To extend their studies to an in vivo model, highly invasive 4T1 mouse breast cancer cells were injected into mouse mammary fat pads. In this model, knockdown of AnxA1 using short hairpin RNA (shRNA) had no effect on primary tumor growth, but significantly reduced the number of surface metastases in the lungs. To investigate the clinical relevance of these findings, de Graauw et al. examined tissue microarrays from breast cancer patients.11 Analysis of these samples revealed that AnxA1 expression correlated with pathological tumor grade, and was significantly higher in BLBC compared to other tumor subtypes.

Other groups have investigated Smad-dependent TGF-beta signaling in the context of breast cancer progression. Recently, Araki et al. stud­ied the effect of TGF-beta on the p53 tumor suppressor protein.12 The authors showed that TGF-beta increased the expression of the E3 ubi­quitin ligase human double minute 2 (HDM2) in a Smad3/4-de­pendent manner. HDM2 conjugates ubiquitin to p53, tagging it for degradation by the proteasome, and eliminating its capacity for tumor suppression. Using a mouse mammary epithelial cell line, Araki et al. reported similar changes in the expression of murine double minute 2 (MDM2) and p53 during TGF-beta-induced EMT. Following examination of human clinical samples, the authors discovered a significant correlation between Smad3 activation and HDM2 levels in ductal and lobular breast carcinomas.
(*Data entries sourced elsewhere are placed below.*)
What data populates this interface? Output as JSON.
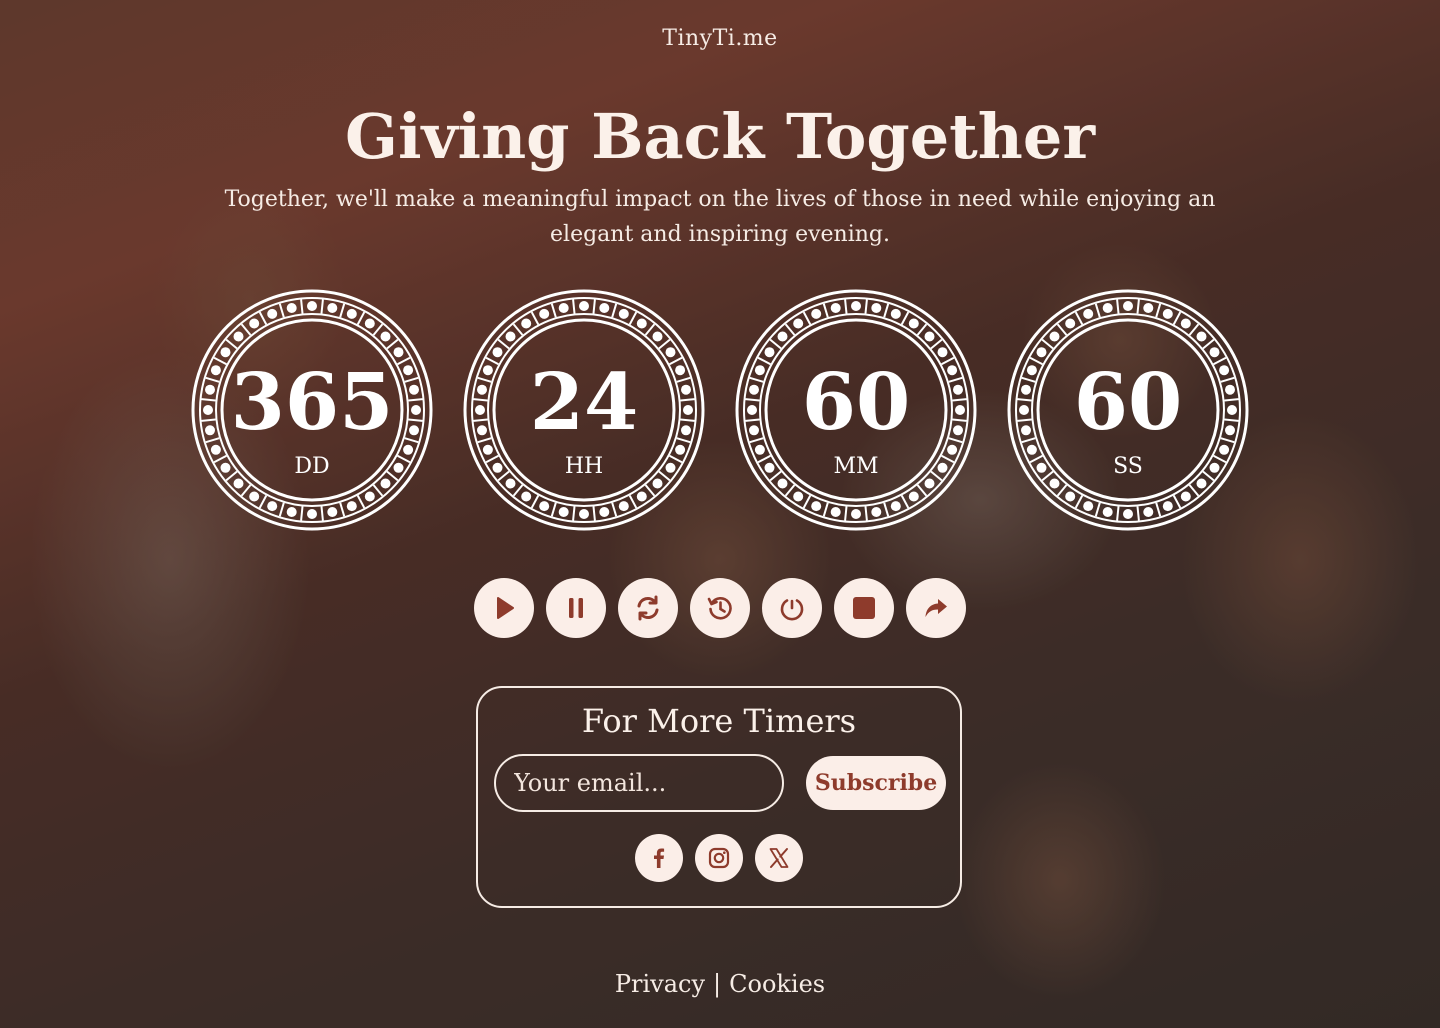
{
  "brand": "TinyTi.me",
  "hero": {
    "title": "Giving Back Together",
    "subtitle": "Together, we'll make a meaningful impact on the lives of those in need while enjoying an elegant and inspiring evening."
  },
  "countdown": [
    {
      "value": "365",
      "unit": "DD"
    },
    {
      "value": "24",
      "unit": "HH"
    },
    {
      "value": "60",
      "unit": "MM"
    },
    {
      "value": "60",
      "unit": "SS"
    }
  ],
  "controls": [
    {
      "name": "play-button",
      "icon": "play-icon"
    },
    {
      "name": "pause-button",
      "icon": "pause-icon"
    },
    {
      "name": "restart-button",
      "icon": "refresh-icon"
    },
    {
      "name": "history-button",
      "icon": "history-icon"
    },
    {
      "name": "reset-button",
      "icon": "reset-icon"
    },
    {
      "name": "stop-button",
      "icon": "stop-icon"
    },
    {
      "name": "share-button",
      "icon": "share-icon"
    }
  ],
  "subscribe": {
    "title": "For More Timers",
    "email_placeholder": "Your email...",
    "button_label": "Subscribe"
  },
  "socials": [
    {
      "name": "facebook-link",
      "icon": "facebook-icon"
    },
    {
      "name": "instagram-link",
      "icon": "instagram-icon"
    },
    {
      "name": "x-link",
      "icon": "x-icon"
    }
  ],
  "footer": {
    "privacy": "Privacy",
    "separator": "|",
    "cookies": "Cookies"
  },
  "colors": {
    "accent": "#8e3b2c",
    "button_bg": "#fbeee8",
    "text": "#fbf1ea"
  }
}
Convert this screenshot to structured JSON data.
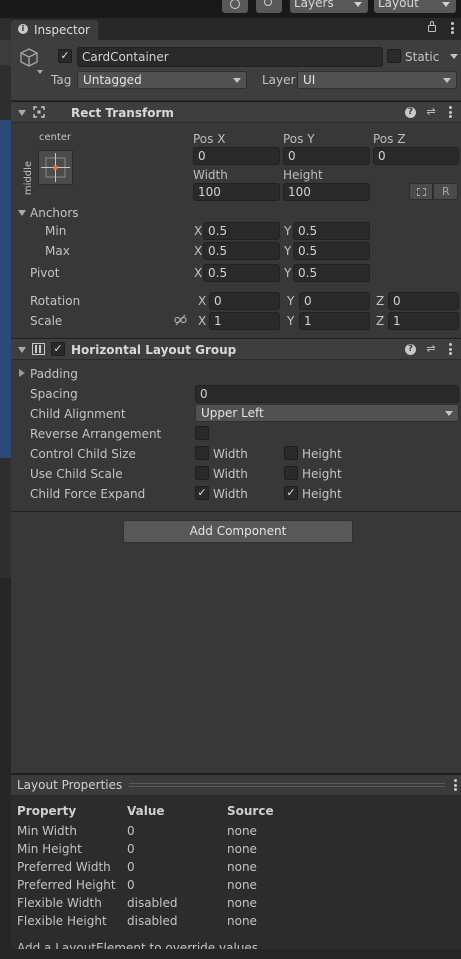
{
  "toolbar": {
    "layers_label": "Layers",
    "layout_label": "Layout"
  },
  "tab": {
    "title": "Inspector"
  },
  "object": {
    "active": true,
    "name": "CardContainer",
    "static_label": "Static",
    "static_checked": false,
    "tag_label": "Tag",
    "tag_value": "Untagged",
    "layer_label": "Layer",
    "layer_value": "UI"
  },
  "rect_transform": {
    "title": "Rect Transform",
    "anchor_h": "center",
    "anchor_v": "middle",
    "pos_x_label": "Pos X",
    "pos_y_label": "Pos Y",
    "pos_z_label": "Pos Z",
    "pos_x": "0",
    "pos_y": "0",
    "pos_z": "0",
    "width_label": "Width",
    "height_label": "Height",
    "width": "100",
    "height": "100",
    "r_button": "R",
    "anchors_label": "Anchors",
    "min_label": "Min",
    "max_label": "Max",
    "pivot_label": "Pivot",
    "min_x": "0.5",
    "min_y": "0.5",
    "max_x": "0.5",
    "max_y": "0.5",
    "pivot_x": "0.5",
    "pivot_y": "0.5",
    "rotation_label": "Rotation",
    "scale_label": "Scale",
    "rot_x": "0",
    "rot_y": "0",
    "rot_z": "0",
    "scale_x": "1",
    "scale_y": "1",
    "scale_z": "1",
    "axis_x": "X",
    "axis_y": "Y",
    "axis_z": "Z"
  },
  "layout_group": {
    "title": "Horizontal Layout Group",
    "enabled": true,
    "padding_label": "Padding",
    "spacing_label": "Spacing",
    "spacing": "0",
    "child_alignment_label": "Child Alignment",
    "child_alignment": "Upper Left",
    "reverse_label": "Reverse Arrangement",
    "control_size_label": "Control Child Size",
    "use_scale_label": "Use Child Scale",
    "force_expand_label": "Child Force Expand",
    "width_label": "Width",
    "height_label": "Height",
    "reverse_checked": false,
    "control_width": false,
    "control_height": false,
    "scale_width": false,
    "scale_height": false,
    "expand_width": true,
    "expand_height": true
  },
  "add_component_label": "Add Component",
  "layout_properties": {
    "title": "Layout Properties",
    "headers": [
      "Property",
      "Value",
      "Source"
    ],
    "rows": [
      [
        "Min Width",
        "0",
        "none"
      ],
      [
        "Min Height",
        "0",
        "none"
      ],
      [
        "Preferred Width",
        "0",
        "none"
      ],
      [
        "Preferred Height",
        "0",
        "none"
      ],
      [
        "Flexible Width",
        "disabled",
        "none"
      ],
      [
        "Flexible Height",
        "disabled",
        "none"
      ]
    ],
    "footer_note": "Add a LayoutElement to override values"
  },
  "colors": {
    "panel_bg": "#383838",
    "header_bg": "#3e3e3e",
    "field_bg": "#2a2a2a",
    "accent_blue": "#3a5a8c",
    "pivot_orange": "#e0783a"
  }
}
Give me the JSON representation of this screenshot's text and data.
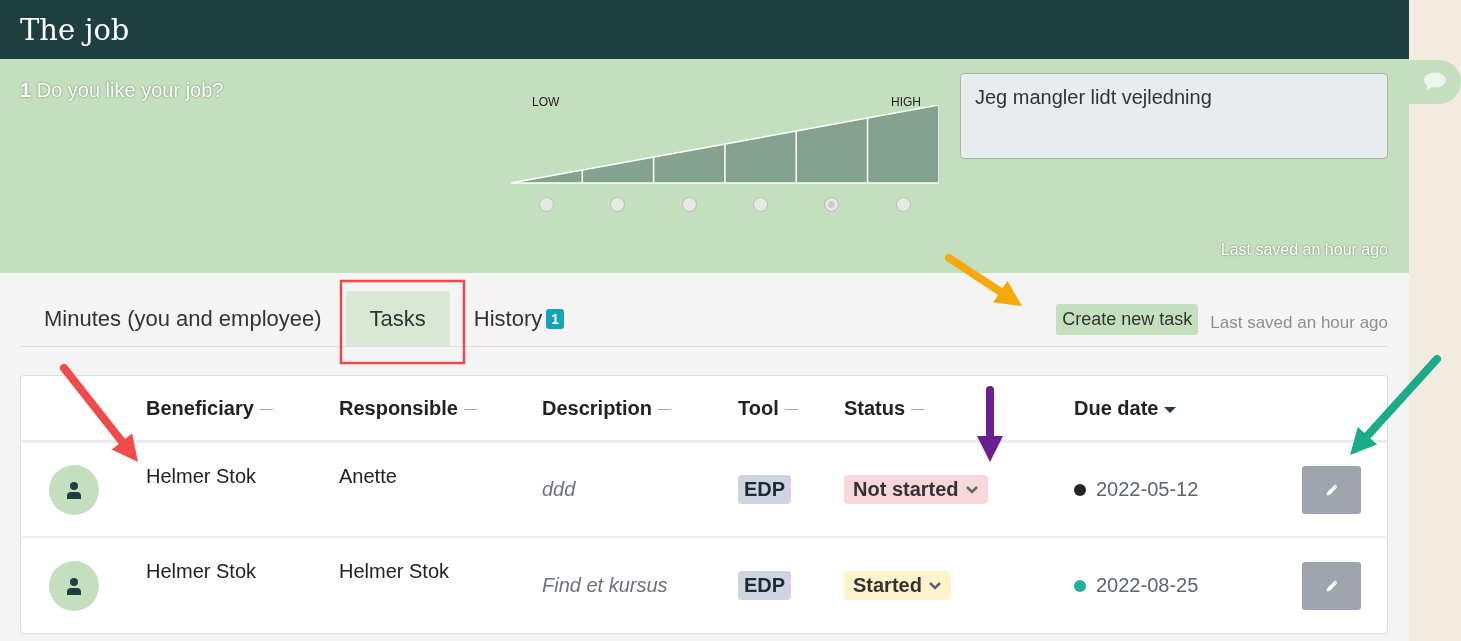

Importantly, increased HDM2 expression and Smad3 activation were not detected in surrounding normal epithelial cells, supporting the specificity of these findings to breast cancer pathology.

Collectively, these recent studies reveal a paradoxical role for TGF-beta in regard to breast cancer progression. Although TGF-beta is known to suppress epithelial cell proliferation and therefore primary tumorigenesis, it is now believed to promote metastasis via the induction of EMT.13 Elucidation of the signaling pathways involved may present a novel pharmacological target for the prevention of breast cancer progression via the inhibition of EMT.